My daughter Zoey is pregnant. I had her over for brunch. I served fresh-squeezed OJ. And her favorite, lox and bagels with cream cheese.
Stop me, if you’ve heard this one, but she politely told me that the lox was verboten, as was the fresh-squeezed OJ — risk of listeria. Cream cheese was OK as long as it was pasteurized.
“Your grandmother had lox and bagels every Sunday while she was pregnant with me. Of course, she also smoked, as did her doctor,” I said, just to be annoying.
The lists of banned foods for pregnant women is absurd, without a doubt designed by malpractice attorneys making sure no risk, however small, goes unstipulated. No OB has ever been sued for recommending a woman with child follow strict dietary guidelines that forbid almost every soft cheese worth eating, including feta, blue and brie (listeria risk); deli meats, a category I assume contains every species of corned and smoked brisket (more listeria risk); and organic health food store staples such as fresh-squeezed juice and raw alfalfa sprouts (bacteria risk).
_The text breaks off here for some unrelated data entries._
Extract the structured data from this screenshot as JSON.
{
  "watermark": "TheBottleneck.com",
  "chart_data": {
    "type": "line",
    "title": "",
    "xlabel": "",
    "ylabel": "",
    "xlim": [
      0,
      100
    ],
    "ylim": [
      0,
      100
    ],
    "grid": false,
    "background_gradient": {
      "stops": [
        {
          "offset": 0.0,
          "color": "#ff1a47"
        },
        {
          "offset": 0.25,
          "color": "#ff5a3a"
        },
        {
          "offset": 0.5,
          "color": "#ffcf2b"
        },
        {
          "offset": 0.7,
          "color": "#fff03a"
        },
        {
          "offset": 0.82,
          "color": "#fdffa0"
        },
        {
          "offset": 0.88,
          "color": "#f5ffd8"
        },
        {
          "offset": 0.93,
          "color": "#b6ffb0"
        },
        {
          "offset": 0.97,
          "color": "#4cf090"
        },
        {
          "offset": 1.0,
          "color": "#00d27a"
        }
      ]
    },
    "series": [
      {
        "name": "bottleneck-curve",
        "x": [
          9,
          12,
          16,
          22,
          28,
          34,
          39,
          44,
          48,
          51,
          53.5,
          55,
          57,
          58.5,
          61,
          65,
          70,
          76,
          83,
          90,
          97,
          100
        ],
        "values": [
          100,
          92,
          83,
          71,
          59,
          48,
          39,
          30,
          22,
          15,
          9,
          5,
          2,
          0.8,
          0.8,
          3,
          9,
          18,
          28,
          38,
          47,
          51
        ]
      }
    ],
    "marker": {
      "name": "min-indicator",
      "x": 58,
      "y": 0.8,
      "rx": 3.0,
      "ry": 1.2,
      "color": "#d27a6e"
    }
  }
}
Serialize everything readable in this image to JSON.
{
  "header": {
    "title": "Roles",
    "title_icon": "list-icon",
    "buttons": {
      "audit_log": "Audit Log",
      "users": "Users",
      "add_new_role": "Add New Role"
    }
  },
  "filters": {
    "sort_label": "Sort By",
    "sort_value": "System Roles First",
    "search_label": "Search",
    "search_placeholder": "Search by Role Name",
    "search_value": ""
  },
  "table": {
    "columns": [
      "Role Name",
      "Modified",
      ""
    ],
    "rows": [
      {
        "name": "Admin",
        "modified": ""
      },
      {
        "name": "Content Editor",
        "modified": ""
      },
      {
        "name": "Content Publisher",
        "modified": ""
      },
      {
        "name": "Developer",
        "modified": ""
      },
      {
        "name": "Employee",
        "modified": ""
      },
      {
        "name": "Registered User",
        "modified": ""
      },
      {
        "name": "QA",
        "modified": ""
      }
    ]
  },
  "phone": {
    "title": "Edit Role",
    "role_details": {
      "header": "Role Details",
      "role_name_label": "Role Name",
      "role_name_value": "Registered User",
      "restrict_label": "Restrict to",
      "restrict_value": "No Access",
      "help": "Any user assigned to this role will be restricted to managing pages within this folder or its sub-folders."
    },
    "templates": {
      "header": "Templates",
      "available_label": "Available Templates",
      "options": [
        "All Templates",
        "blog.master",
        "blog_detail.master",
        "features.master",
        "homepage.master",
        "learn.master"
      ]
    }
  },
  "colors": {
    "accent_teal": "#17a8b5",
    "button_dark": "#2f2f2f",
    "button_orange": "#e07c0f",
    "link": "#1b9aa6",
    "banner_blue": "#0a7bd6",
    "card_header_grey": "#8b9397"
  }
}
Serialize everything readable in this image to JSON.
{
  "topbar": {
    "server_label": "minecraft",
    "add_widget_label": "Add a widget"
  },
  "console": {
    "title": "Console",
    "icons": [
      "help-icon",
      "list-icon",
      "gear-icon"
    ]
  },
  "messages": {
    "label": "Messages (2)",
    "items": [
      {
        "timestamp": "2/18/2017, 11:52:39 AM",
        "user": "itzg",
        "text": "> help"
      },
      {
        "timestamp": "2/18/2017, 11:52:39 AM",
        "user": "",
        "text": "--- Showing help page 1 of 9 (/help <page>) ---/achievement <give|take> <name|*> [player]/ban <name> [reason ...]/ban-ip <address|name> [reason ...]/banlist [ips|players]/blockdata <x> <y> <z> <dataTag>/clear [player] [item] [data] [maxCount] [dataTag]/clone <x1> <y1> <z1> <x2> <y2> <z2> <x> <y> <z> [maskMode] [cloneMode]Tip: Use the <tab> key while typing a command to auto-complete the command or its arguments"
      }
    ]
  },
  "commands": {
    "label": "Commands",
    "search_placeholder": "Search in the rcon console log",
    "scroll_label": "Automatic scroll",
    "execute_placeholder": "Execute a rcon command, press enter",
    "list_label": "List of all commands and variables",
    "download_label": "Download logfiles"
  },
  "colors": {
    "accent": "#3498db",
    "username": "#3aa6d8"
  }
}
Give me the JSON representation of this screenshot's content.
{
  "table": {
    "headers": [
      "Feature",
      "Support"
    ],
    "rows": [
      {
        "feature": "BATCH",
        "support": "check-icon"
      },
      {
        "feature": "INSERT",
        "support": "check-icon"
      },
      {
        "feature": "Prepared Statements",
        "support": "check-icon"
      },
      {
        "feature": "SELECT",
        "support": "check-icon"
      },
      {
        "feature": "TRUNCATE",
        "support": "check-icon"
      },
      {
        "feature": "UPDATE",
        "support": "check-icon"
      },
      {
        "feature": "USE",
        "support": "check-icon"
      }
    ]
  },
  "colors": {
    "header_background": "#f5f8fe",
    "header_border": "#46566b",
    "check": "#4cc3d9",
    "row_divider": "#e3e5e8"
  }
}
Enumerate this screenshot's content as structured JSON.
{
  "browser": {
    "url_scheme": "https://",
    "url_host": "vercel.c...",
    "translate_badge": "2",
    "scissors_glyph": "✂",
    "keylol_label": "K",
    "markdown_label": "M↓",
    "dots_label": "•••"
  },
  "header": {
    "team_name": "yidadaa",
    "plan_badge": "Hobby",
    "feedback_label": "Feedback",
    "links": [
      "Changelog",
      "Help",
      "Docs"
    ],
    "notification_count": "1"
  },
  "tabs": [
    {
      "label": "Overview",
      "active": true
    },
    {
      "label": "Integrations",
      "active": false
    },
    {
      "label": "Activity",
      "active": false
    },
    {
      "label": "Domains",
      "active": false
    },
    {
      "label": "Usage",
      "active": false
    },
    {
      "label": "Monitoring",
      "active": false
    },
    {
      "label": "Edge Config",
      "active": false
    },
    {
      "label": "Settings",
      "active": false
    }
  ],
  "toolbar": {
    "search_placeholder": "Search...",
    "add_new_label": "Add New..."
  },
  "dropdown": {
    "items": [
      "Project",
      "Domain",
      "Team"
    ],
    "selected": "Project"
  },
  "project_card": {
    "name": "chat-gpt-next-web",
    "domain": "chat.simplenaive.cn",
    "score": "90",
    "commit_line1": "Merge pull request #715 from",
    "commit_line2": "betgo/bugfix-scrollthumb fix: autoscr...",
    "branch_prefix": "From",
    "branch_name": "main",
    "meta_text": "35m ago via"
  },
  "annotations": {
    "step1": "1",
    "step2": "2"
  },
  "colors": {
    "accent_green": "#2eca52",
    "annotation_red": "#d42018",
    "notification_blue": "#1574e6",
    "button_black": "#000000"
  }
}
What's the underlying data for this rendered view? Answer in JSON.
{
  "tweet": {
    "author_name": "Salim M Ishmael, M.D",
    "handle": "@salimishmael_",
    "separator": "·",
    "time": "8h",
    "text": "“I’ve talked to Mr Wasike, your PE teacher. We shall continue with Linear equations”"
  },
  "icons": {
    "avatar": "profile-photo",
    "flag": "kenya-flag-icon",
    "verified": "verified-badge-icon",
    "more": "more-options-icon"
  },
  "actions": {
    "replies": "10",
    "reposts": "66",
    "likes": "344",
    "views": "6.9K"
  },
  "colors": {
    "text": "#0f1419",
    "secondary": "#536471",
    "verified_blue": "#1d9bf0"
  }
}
And yet riding in a car doesn’t make any list of pregnancy dangers.
The risk of being in a car accident during the nine months of your pregnancy: 1 in 50, based on widely quoted statistics. The risk of harming your fetus by eating a wedge of brie: so small it’s not available on the internet.
Human beings are terrible at assessing risk. We read about a plane crash and decide to drive instead of fly, thereby increasing our risk of death astronomically. The risk of dying in a commercial plane crash: 1 in 29 million.
In the months after 9/11, nearly 1,600 people died from choosing to drive rather than fly, according to calculations by a German academic specializing in risk. That’s the power of what behavioral psychology calls the “availability heuristic,” the tendency people have to make decisions based on information that comes to mind quickly, usually horrific but extremely rare events.
So if you are pregnant and you read a story about a child born with a rare defect and then your doctor tells you about a prenatal test that can rule out several conditions such as Prader-Willi syndrome, which occurs in 1 in 20,000 births, you are likely to say yes.
Of course, the risk of falling on your way to the car to drive to the test is much higher than the risk your baby has Prader-Willi syndrome, a genetic disorder that causes extreme obesity in children. (Slip and fall accidents account for 8 million emergency room visits a year).
A recent New York Times report raises lots of disturbing questions about the overuse of prenatal blood testing for rare conditions, a phenomenon that is becoming much more common. One company performed 400,000 screenings for one rare condition in 2020 — that’s about 10% of all pregnant women, according to the article. Investigators also found that 85% of positive test results were wrong, leading to more invasive (and riskier) follow-up tests. And yet a 2014 study reported that 6% of patients whose test was positive obtained an abortion without seeking a follow-up test.
Mary Norton, an obstetrician and geneticist at the University of California, San Francisco, was quoted as making this comparison: “It’s a little like running mammograms on kids. The chance of breast cancer is so low, so why are you doing it?”
Why? Because humans crave certainty. But if certainty is what you’re after, you might want to reconsider going into the parenting business. It’s filled with risks. And terror. And not coincidentally, joy.
So even if you deliver a healthy child — with all 46 chromosomes intact — that child still faces serious odds there are no tests for, such as broken bones (about 1 in 2 kids will break a bone in childhood). Or an anxiety disorder, which affects 1 in 8 children. And don’t forget about falling — every one of us has a 1 in 100 lifetime chance of falling to our deaths.
So I suggested to my daughter that she say no to all this prenatal testing. She said the chance of that was about 1 in 10.